France's Sarkozy removes critic from party leadership after elections
Former French president Nicolas Sarkozy said Monday he will shake up the leadership of his opposition Republicans party after the weekend's regional elections, with an eye on his possible bid for the presidency in 2017.
Sarkozy is sidelining the right-wing party's outspoken number two, Nathalie Kosciusko-Morizet, who has been openly critical of his approach.
"We need a new team," Sarkozy told reporters. "We prefer that the party's leaders talk about the party's policy positions and not other things."
The shake-up comes after the centre-right grouping dominated by the Republicans won seven of the 13 regions in the second round of elections Sunday as the far-right Front National (FN) was shut out of power.
However, the Republicans only won two of those regions thanks to the Socialist Party's decision to withdraw its candidates where the FN scored strongly in the first round. The Republican candidates thus attracted the votes that would otherwise have gone to Socialists.

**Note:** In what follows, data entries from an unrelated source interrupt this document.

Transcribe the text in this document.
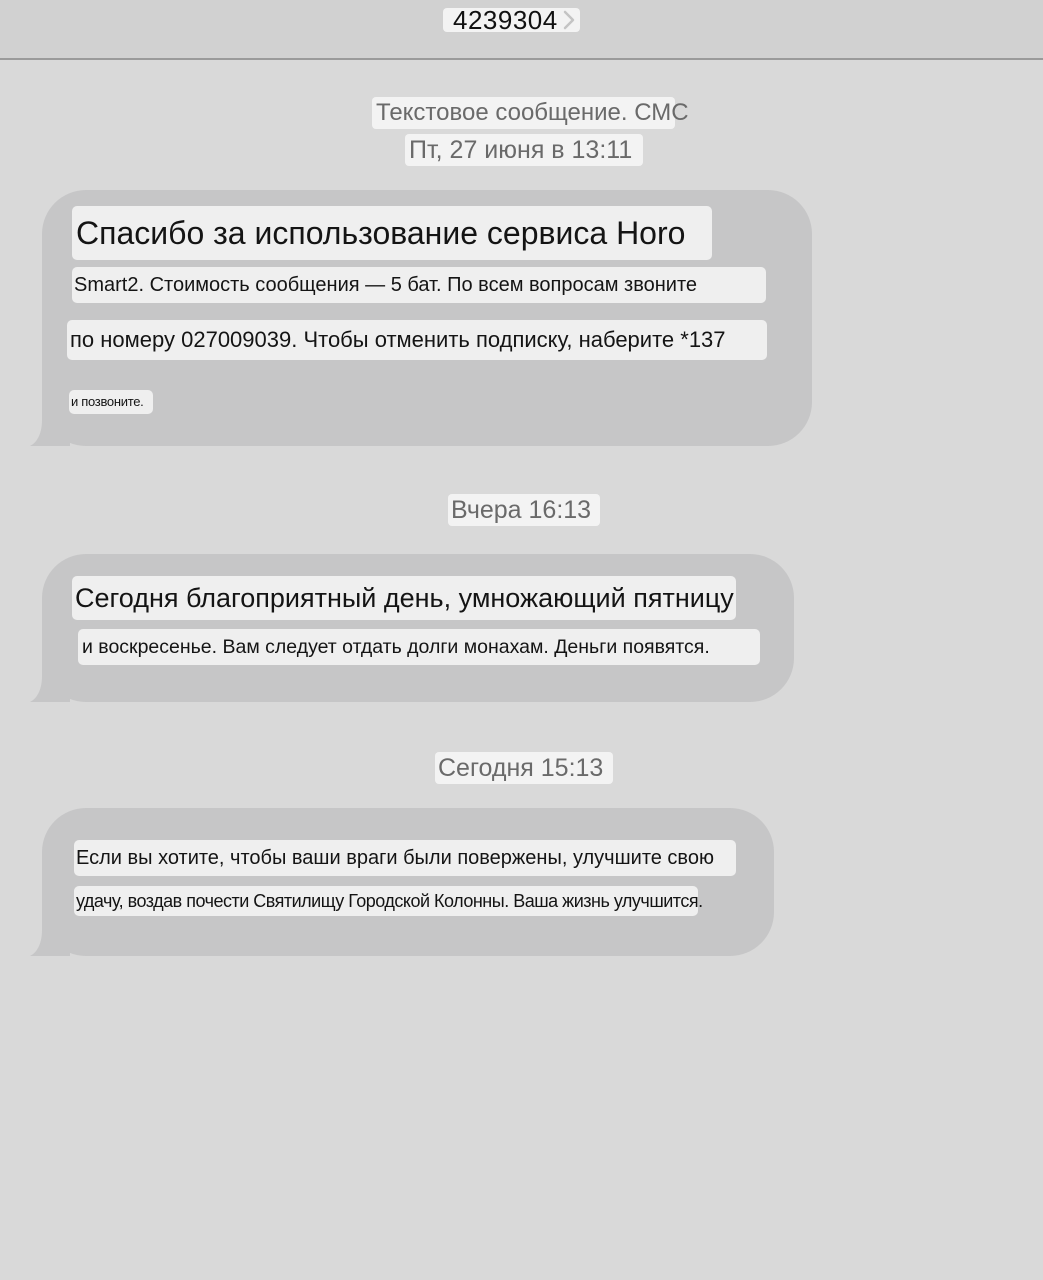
4239304
Текстовое сообщение. СМС
Пт, 27 июня в 13:11
Спасибо за использование сервиса Horo
Smart2. Стоимость сообщения — 5 бат. По всем вопросам звоните
по номеру 027009039. Чтобы отменить подписку, наберите *137
и позвоните.
Вчера 16:13
Сегодня благоприятный день, умножающий пятницу
и воскресенье. Вам следует отдать долги монахам. Деньги появятся.
Сегодня 15:13
Если вы хотите, чтобы ваши враги были повержены, улучшите свою
удачу, воздав почести Святилищу Городской Колонны. Ваша жизнь улучшится.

Kosciusko-Morizet, known as NKM and a former candidate for Paris mayor, responded angrily to Sarkozy's decision, saying: "Eliminating people just as a debate is being launched is an old Stalinist idea."
"I am not going to swap my convictions for a place (in the leadership)."
Kosciusko-Morizet had been particularly critical of Sarkozy's refusal to do any deals with the Socialists in the regional elections to prevent the FN from getting into power.
Former prime minister Alain Juppe, one of Sarkozy's rivals to secure the right's nomination for the 2017 presidential race, responded to Kosciusko-Morizet's removal by saying: "Exclusion is never a good response."